Chaenactis stevioides, with the common names Esteve's pincushion and desert pincushion, is a species of flowering plant in the daisy family. It is also sometimes called false yarrow or broad-leaved Chaenactis.

==Description==
Chaenactis stevioides is an annual herb growing one or more erect stems up to 10-45 cm tall. The stems are hairy with cobwebby fibers which thin with age. The leaves are 1.5–4 cm in length and are pinnately divided into many subdivided lobes.

The plant blooms from March to June. The inflorescence bears several flower heads on a tall peduncle. Each head is lined with rigid, hairy and glandular phyllaries and filled with white, pink, or pale yellow disk flowers, the ones in the middle smaller and somewhat tubular, and the ones nearer to the edge larger and open-faced, resembling ray florets. The fruit is a hairy achene with a pappus of four scales.

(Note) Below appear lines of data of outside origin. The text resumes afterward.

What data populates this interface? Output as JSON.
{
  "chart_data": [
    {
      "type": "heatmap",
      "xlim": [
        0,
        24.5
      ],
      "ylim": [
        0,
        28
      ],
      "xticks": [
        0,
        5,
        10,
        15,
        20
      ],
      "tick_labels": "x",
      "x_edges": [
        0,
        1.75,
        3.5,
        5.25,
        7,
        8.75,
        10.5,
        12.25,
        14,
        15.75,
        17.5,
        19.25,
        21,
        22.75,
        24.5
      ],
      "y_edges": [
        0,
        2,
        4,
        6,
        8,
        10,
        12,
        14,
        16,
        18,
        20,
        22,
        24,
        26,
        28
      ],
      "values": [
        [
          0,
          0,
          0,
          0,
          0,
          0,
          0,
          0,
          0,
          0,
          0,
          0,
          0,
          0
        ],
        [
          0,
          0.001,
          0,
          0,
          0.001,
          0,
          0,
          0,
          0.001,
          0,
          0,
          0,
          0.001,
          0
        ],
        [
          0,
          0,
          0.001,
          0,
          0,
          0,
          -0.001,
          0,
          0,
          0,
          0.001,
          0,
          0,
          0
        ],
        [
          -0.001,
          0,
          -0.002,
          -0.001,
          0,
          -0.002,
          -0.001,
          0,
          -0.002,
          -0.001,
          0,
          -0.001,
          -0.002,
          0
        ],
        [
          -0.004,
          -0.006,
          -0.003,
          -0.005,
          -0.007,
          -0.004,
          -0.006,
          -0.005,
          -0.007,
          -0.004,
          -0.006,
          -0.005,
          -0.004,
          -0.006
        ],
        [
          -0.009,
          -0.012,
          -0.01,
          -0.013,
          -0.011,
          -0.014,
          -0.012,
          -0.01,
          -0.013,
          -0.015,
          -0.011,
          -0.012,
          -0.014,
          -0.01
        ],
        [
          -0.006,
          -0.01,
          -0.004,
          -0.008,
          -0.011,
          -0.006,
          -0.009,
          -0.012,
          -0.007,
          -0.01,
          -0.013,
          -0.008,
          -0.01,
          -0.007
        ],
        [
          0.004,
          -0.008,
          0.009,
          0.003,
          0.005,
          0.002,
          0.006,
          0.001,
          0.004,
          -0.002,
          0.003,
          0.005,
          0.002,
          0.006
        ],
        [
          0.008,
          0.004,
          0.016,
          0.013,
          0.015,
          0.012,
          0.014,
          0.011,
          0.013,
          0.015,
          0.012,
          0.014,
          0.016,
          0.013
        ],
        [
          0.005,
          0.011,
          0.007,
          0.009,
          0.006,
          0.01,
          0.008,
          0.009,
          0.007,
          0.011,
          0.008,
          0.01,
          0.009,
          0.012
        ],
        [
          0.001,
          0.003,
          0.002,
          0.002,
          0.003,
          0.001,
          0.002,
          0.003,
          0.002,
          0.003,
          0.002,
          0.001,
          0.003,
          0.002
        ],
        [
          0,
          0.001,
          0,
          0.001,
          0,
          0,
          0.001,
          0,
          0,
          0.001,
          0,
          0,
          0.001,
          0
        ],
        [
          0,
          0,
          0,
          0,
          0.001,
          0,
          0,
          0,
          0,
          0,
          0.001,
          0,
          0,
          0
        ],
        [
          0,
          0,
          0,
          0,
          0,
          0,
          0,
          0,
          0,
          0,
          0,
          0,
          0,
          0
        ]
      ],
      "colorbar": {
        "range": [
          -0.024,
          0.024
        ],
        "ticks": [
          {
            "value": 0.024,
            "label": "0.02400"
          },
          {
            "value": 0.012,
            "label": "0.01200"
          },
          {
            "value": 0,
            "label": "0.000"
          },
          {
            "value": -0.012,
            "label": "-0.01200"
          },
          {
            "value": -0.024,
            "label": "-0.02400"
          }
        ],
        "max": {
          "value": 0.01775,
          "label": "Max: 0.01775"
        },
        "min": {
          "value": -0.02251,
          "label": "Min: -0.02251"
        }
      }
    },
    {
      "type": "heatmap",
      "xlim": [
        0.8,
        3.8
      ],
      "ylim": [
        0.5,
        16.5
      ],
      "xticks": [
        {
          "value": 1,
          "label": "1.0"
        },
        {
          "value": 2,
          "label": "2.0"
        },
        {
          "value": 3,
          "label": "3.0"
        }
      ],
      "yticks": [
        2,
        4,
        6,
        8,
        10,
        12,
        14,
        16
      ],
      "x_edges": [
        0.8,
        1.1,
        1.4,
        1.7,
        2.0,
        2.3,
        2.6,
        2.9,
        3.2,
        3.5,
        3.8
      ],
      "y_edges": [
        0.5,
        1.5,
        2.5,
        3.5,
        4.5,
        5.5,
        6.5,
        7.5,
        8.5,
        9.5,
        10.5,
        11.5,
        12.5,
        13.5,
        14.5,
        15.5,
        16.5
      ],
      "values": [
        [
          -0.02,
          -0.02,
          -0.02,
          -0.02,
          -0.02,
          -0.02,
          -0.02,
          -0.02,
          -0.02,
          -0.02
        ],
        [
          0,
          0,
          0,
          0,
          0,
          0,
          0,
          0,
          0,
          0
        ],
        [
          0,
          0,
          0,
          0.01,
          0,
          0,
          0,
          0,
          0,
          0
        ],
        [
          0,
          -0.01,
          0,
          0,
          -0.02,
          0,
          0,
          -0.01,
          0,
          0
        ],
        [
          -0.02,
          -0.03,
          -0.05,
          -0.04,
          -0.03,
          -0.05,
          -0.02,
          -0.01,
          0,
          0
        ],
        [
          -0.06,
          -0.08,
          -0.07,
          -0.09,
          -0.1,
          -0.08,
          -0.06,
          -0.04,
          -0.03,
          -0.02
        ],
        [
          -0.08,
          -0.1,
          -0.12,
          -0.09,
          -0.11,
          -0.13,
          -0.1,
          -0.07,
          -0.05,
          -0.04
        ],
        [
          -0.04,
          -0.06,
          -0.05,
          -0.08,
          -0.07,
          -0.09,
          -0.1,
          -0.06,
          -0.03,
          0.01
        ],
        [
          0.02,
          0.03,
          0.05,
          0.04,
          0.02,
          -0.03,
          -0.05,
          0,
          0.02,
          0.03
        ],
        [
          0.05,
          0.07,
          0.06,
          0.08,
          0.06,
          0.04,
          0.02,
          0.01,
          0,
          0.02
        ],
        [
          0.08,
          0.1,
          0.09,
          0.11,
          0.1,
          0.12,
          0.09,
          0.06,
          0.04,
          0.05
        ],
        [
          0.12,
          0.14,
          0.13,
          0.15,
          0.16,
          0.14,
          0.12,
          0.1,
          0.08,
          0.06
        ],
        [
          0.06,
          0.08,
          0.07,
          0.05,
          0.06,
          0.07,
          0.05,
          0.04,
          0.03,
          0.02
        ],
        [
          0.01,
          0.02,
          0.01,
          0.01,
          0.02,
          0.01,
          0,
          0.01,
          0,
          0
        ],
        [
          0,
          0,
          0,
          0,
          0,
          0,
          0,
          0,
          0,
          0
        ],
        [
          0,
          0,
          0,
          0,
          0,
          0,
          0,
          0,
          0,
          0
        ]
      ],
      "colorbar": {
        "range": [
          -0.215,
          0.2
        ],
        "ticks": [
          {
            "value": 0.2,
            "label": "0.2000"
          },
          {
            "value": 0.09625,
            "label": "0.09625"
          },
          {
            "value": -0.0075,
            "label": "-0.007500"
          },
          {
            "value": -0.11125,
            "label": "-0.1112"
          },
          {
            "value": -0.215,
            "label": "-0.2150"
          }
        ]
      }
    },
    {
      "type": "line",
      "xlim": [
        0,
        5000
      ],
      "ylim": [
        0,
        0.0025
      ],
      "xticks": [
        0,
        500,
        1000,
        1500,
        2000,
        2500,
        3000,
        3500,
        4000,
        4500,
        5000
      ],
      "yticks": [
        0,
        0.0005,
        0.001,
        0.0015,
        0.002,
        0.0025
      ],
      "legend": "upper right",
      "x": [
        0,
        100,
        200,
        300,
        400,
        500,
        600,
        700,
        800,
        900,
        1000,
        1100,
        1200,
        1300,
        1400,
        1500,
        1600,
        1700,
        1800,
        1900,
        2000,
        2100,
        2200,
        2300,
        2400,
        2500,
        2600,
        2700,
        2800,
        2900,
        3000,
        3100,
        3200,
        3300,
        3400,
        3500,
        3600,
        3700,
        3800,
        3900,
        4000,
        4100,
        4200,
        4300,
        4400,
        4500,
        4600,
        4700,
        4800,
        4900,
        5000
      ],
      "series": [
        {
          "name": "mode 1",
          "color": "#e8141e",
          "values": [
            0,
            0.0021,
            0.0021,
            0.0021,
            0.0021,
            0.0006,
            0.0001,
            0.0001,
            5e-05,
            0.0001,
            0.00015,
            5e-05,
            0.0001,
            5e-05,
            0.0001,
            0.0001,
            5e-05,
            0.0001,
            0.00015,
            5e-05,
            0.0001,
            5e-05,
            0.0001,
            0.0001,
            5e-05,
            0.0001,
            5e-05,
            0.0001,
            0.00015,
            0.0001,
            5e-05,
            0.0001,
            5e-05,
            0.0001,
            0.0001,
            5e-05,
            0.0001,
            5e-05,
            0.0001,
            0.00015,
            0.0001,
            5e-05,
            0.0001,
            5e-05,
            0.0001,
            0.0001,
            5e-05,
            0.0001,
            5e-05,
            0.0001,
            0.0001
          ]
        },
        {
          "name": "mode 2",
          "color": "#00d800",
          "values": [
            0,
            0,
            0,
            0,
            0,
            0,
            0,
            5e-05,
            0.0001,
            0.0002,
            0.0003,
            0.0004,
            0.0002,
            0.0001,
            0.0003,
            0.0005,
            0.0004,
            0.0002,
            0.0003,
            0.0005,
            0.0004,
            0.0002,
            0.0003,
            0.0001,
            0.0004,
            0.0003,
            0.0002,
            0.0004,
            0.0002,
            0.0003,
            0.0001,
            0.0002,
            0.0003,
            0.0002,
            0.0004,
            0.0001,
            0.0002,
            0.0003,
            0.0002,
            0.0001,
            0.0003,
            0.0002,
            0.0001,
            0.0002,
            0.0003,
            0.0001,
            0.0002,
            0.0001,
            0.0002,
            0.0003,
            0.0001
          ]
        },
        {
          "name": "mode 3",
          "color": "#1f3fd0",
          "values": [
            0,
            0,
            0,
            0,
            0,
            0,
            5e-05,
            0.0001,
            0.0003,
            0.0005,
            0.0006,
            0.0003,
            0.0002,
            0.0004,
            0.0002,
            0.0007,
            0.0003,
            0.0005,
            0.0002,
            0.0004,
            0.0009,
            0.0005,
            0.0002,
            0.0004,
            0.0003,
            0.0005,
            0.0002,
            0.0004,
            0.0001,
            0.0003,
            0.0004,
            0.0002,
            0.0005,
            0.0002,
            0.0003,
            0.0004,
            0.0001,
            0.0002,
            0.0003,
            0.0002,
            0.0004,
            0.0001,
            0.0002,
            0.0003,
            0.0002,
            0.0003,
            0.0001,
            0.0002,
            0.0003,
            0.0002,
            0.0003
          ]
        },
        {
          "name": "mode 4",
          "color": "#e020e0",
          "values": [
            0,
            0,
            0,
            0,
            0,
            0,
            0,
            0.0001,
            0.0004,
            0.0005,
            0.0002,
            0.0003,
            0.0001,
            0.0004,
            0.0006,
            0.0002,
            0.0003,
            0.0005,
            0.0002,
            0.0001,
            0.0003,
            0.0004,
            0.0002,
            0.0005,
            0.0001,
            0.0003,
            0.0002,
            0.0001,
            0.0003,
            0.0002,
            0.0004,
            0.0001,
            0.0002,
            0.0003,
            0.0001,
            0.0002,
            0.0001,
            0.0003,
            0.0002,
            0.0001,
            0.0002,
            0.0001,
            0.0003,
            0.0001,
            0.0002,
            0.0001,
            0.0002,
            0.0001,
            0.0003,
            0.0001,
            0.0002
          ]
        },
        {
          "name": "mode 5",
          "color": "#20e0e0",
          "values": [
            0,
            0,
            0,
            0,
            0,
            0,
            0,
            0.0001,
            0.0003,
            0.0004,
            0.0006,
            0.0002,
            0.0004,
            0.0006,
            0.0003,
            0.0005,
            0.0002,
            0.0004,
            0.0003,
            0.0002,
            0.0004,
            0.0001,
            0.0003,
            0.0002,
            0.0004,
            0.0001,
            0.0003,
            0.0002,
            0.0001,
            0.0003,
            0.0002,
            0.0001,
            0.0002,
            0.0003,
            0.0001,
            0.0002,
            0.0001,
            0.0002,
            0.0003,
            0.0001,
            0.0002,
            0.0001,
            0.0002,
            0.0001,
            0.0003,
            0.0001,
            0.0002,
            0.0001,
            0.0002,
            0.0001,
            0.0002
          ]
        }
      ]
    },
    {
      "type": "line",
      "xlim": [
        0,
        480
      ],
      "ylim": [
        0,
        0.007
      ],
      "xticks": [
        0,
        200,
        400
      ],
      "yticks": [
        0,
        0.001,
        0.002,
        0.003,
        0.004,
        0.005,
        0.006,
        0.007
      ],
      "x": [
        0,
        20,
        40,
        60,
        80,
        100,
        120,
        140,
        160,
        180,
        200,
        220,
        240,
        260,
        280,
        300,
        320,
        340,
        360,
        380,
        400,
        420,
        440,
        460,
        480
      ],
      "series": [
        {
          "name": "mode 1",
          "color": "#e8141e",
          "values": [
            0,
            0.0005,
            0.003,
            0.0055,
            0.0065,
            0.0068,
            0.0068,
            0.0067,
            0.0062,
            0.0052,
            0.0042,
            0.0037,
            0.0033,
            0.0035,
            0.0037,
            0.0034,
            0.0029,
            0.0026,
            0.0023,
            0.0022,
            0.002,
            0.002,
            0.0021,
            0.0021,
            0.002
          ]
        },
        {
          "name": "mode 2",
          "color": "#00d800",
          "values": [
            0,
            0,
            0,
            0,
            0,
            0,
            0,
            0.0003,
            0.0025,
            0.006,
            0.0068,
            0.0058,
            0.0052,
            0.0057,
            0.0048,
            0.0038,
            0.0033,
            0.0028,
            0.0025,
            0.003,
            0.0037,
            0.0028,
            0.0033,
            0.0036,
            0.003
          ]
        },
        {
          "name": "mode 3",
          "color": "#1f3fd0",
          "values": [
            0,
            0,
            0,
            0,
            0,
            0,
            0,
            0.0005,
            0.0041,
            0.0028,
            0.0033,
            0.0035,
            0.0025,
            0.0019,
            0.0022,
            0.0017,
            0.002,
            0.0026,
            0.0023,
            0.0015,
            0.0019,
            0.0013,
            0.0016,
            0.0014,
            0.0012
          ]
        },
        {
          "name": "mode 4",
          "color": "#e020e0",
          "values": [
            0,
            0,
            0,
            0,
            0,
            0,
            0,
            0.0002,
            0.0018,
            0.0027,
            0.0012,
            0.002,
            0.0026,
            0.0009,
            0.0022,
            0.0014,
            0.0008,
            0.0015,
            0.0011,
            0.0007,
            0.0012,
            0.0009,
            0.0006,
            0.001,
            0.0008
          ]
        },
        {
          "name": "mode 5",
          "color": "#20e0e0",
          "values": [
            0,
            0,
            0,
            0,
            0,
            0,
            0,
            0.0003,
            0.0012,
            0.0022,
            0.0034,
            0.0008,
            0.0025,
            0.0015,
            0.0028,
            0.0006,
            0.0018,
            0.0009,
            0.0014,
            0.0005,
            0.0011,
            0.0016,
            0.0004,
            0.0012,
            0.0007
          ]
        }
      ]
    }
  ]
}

== Distribution and habitat ==
Esteve's pincushion is native to California and the Great Basin of the United States and the southwestern deserts extending into Mexico, where it grows in open arid and semiarid habitat. According to Flora of North America, it is "among the most abundant spring wildflowers in the higher Mojave Desert and southern Great Basin." It is also found in the southern California chaparral and woodlands habitats.